Russia Through the Prism of Soviet Comedies

To people who grew up in the Soviet Union and the safe, predictable and drab environment of the 1970s and ’80s, the Russia that emerged when communism collapsed was a complete surprise. Oligarchs, gangsters and separatists from the North Caucasus seemed to have appeared from nowhere, and over the past 20 years they have dominated the country.

What is remarkable, however, is that the three most popular Soviet films of the late 1960s and the early ’70s — comedies made during the Golden Age of the Soviet Union — dealt with those three issues. All three were viewed by millions and are still shown regularly on television. Several generations grew up repeating catchphrases from those films, even though few even realize where they came from.  

“Kavkazskaya Plennitsa” (“Prisoner of the Caucasus”) is set in a North Caucasus republic — Dagestan or even Chechnya. The action hinges on a local official staging a kidnapping of a young woman. It is all fun and games, and the film gets much comic mileage out of the locals’ accents and quaint customs. But you get an eerie feeling watching this film after two decades of bloodletting in the region and devastating terrorism in European Russia.

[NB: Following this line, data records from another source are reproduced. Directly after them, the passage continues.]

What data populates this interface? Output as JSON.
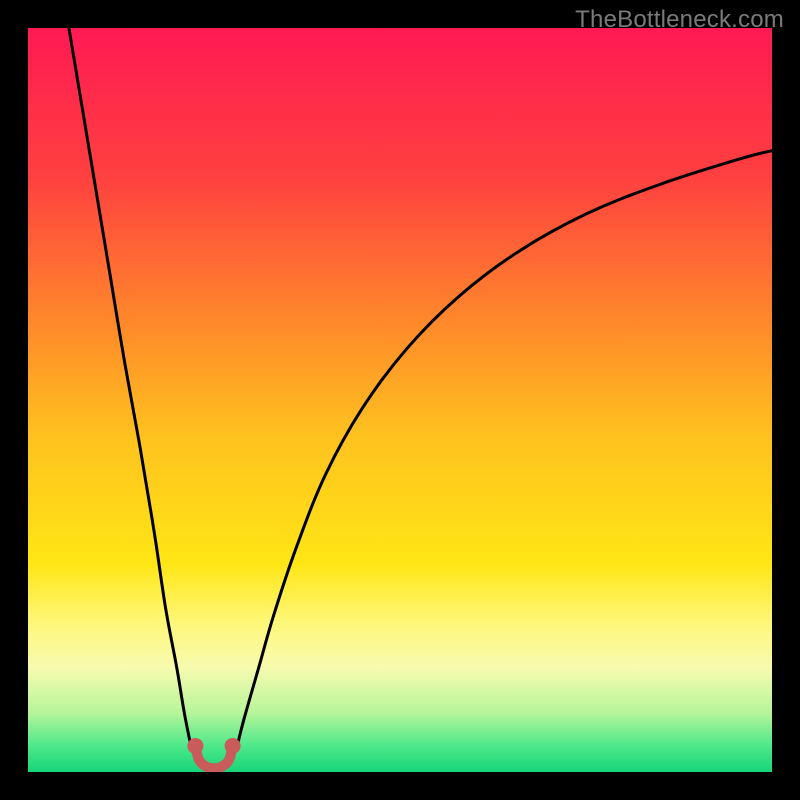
{
  "watermark": "TheBottleneck.com",
  "chart_data": {
    "type": "line",
    "title": "",
    "xlabel": "",
    "ylabel": "",
    "xlim": [
      0,
      100
    ],
    "ylim": [
      0,
      100
    ],
    "background_gradient": [
      {
        "stop": 0.0,
        "color": "#ff1a53"
      },
      {
        "stop": 0.2,
        "color": "#ff4040"
      },
      {
        "stop": 0.4,
        "color": "#ff8a2a"
      },
      {
        "stop": 0.55,
        "color": "#ffc21f"
      },
      {
        "stop": 0.72,
        "color": "#ffe615"
      },
      {
        "stop": 0.8,
        "color": "#fff77a"
      },
      {
        "stop": 0.86,
        "color": "#f7fbb0"
      },
      {
        "stop": 0.92,
        "color": "#b7f59a"
      },
      {
        "stop": 0.965,
        "color": "#4de88a"
      },
      {
        "stop": 1.0,
        "color": "#18d47a"
      }
    ],
    "series": [
      {
        "name": "left-branch",
        "color": "#000000",
        "x": [
          5.5,
          7,
          9,
          11,
          13,
          15,
          17,
          18.5,
          20,
          21,
          22
        ],
        "y": [
          100,
          91,
          79,
          67,
          55,
          44,
          32,
          22,
          14,
          8,
          3
        ]
      },
      {
        "name": "right-branch",
        "color": "#000000",
        "x": [
          28,
          29,
          31,
          33,
          36,
          40,
          45,
          51,
          58,
          66,
          75,
          85,
          96,
          100
        ],
        "y": [
          3,
          7,
          14,
          21,
          30,
          40,
          49,
          57,
          64,
          70,
          75,
          79,
          82.5,
          83.5
        ]
      },
      {
        "name": "trough-marker",
        "color": "#c95b5b",
        "marker_x": [
          22.5,
          27.5
        ],
        "marker_y": [
          3.5,
          3.5
        ],
        "path_x": [
          22.5,
          23,
          24,
          25,
          26,
          27,
          27.5
        ],
        "path_y": [
          3.5,
          1.6,
          0.7,
          0.5,
          0.7,
          1.6,
          3.5
        ]
      }
    ]
  }
}
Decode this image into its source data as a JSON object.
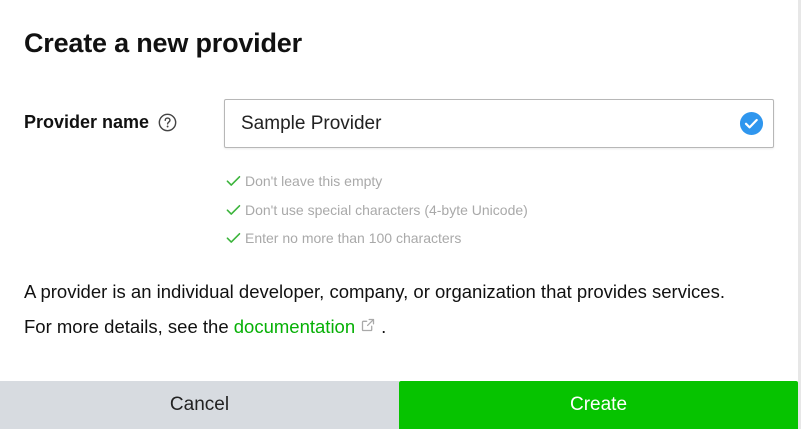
{
  "dialog": {
    "title": "Create a new provider"
  },
  "field": {
    "label": "Provider name",
    "help_icon": "question-circle-icon",
    "value": "Sample Provider",
    "valid_icon": "check-circle-icon"
  },
  "validation": {
    "check_icon": "check-icon",
    "rules": [
      "Don't leave this empty",
      "Don't use special characters (4-byte Unicode)",
      "Enter no more than 100 characters"
    ]
  },
  "description": {
    "text_before": "A provider is an individual developer, company, or organization that provides services. For more details, see the ",
    "link_text": "documentation",
    "link_icon": "external-link-icon",
    "text_after": "."
  },
  "footer": {
    "cancel_label": "Cancel",
    "create_label": "Create"
  },
  "colors": {
    "brand_green": "#06C300",
    "link_green": "#06B006",
    "valid_blue": "#2F96EE",
    "rule_green": "#3CB43C",
    "cancel_gray": "#D7DBE0"
  }
}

Then there was “Brilliantovaya Ruka” (“The Diamond Arm”), another extremely popular comedy. Its ostensible subject is jewelry smuggling, and it has the look and feel of an Italian or French comedy from the same era. But it also features an underground millionaire who, not surprisingly, runs the local mafia.

Finally, the most prescient film of the bunch was “Dzhentlmeny Udachi” (“Gentlemen of Fortune”). It starred brilliant actor Yevgeny Leonov in a double role as a sweet, innocent preschool teacher who turns out to be a dead ringer for a nasty career criminal. To help them find a stolen object, the police ask the teacher to impersonate the criminal.

The thugs in the comedy are not especially scary, prisons are full of comical misfits, and thieves are unhappy marginalized men, yearning secretly to return to normal life. But there are some poignant moments as well. For example, one of the criminals, it turns out, grew up in an orphanage. In 1971, when the film was made, the social crisis in the Soviet Union was only just beginning. Over the next two decades, orphanages around the country would be filled with unwanted children, as well as kids taken from broken families and abusive parents. It is a situation that persists to this day, and often, graduates of those orphanages go on to homelessness, unemployment and eventually prison.

It is highly unlikely that the authors of those three classics identified the dangerous fault lines in Soviet society and showed them in the guise of innocuous lighthearted comedies. It was a more complex, even subconscious creative process. When we fear something, we often try to turn the scary into a joke. Remarkably, in one of the early scenes in “Gentlemen of Fortune,” the nice teacher rehearses with the kids the Russian version of “Who’s Afraid of the Big Bad Wolf.”

Actually, the whole premise of the film is telling. An ordinary nerd-next-door Soviet citizen not only looks just like a career criminal, but the two are interchangeable. Or at least the preschool teacher can believably transform himself into a crime boss.

In all three films, the bad guys are eventually caught and removed from the scene by honest, highly competent policemen. With such police, society has nothing to fear. That, of course, was the greatest delusion of all.

Alexei Bayer, a native Muscovite, is a New York-based economist.